Self-regulation skills are essentially those which help children pay attention, follow directions, stay on task, and persist through difficulty. Basically, these are skills children need to be successful in school. They are critical to a child’s success in kindergarten and beyond, said OSU’s Megan McClelland, a nationally recognized expert in child development and one of the study’s co-authors.
“Most children do just fine in the transition to kindergarten, but 20 to 25 percent of them experience difficulties—those difficulties have a lot to do with self-regulation,” McClelland said.
“Any intervention you can develop to make that transition easier can be beneficial.”
Overall, the intervention was most effective among children considered at the highest risk for struggling in school—those from low-income backgrounds who are learning English as a second language.

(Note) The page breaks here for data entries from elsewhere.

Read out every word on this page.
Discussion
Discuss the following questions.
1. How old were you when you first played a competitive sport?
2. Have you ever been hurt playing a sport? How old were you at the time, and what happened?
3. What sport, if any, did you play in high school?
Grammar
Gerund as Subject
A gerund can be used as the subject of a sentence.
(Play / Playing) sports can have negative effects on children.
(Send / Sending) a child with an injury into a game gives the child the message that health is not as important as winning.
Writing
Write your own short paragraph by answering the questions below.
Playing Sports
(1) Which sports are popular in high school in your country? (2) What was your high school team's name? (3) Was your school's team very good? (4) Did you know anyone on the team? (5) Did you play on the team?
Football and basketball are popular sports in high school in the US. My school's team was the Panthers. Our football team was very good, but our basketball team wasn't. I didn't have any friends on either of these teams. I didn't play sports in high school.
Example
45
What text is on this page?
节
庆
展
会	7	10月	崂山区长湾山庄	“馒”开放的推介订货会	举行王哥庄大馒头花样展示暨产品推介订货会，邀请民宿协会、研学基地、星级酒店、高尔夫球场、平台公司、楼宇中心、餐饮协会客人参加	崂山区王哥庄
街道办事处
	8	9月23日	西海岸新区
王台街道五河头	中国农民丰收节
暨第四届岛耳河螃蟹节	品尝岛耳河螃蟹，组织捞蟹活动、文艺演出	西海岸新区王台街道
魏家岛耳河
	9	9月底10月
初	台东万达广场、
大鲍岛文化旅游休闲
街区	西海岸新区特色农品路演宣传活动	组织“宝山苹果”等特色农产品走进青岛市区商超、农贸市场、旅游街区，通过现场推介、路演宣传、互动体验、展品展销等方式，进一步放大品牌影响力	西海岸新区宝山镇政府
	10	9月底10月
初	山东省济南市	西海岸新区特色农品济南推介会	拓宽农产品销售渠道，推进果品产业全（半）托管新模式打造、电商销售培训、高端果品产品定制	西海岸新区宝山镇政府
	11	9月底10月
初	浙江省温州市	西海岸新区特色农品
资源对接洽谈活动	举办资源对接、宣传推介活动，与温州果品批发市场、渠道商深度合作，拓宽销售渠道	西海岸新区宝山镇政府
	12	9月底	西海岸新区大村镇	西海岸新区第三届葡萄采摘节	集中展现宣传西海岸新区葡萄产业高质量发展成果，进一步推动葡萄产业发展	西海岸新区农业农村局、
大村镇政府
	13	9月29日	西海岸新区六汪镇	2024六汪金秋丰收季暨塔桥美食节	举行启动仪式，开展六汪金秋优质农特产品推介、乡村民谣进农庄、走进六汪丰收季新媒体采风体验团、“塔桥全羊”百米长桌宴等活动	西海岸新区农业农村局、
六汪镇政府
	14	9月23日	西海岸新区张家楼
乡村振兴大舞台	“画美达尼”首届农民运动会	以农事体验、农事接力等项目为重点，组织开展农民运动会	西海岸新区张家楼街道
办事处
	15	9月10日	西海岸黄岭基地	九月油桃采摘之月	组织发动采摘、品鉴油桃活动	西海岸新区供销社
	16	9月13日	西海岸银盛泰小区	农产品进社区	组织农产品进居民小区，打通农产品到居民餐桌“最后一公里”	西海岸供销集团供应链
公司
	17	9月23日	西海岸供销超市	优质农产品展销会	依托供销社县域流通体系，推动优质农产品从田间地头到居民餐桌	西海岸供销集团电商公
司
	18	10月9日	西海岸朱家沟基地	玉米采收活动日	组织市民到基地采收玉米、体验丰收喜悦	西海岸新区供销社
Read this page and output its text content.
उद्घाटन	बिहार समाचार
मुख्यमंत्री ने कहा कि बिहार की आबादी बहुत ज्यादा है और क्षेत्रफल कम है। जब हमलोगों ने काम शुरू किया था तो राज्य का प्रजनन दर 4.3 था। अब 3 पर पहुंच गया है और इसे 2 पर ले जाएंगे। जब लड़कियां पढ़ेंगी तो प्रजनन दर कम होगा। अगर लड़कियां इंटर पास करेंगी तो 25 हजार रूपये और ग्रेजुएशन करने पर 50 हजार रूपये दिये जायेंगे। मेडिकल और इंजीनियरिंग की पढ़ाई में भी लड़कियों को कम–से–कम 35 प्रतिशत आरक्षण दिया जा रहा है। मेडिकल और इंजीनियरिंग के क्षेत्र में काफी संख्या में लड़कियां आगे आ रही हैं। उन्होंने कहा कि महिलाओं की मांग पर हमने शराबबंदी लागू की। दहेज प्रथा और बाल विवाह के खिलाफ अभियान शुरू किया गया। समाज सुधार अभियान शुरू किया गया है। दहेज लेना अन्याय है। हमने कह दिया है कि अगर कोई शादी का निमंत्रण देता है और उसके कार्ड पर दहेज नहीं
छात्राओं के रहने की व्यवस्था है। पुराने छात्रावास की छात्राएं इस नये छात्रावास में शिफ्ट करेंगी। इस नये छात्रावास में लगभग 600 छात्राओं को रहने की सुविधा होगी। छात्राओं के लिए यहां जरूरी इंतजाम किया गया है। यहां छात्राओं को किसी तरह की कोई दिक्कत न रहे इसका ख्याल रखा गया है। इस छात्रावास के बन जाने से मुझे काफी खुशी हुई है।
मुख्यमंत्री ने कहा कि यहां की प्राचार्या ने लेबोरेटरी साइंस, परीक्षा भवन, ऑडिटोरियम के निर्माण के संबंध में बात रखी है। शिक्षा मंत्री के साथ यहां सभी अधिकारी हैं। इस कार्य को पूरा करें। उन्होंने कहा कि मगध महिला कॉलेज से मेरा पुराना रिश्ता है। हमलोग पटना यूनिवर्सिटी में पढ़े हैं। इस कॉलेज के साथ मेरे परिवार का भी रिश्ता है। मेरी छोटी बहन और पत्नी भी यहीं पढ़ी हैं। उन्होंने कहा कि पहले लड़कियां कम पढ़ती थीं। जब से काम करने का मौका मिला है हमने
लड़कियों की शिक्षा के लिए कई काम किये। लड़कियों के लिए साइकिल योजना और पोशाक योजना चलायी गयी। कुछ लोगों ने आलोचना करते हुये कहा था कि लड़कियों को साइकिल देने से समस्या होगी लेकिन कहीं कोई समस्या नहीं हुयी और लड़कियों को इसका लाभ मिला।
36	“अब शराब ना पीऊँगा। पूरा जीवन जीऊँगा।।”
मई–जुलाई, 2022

Besides having a positive effect on self-regulation, the intervention also influenced math achievement. “The math gain was huge,” McClelland said. “English language learners who were randomly assigned to the intervention showed a one-year gain in six months. This was in spite of the fact that we had no math content in these games.”
The positive gain in math achievement indicates that children were able to integrate the self-regulation skills they learned into their everyday lives. It also supports previous research finding strong links between self-regulation and math skills, said McClelland.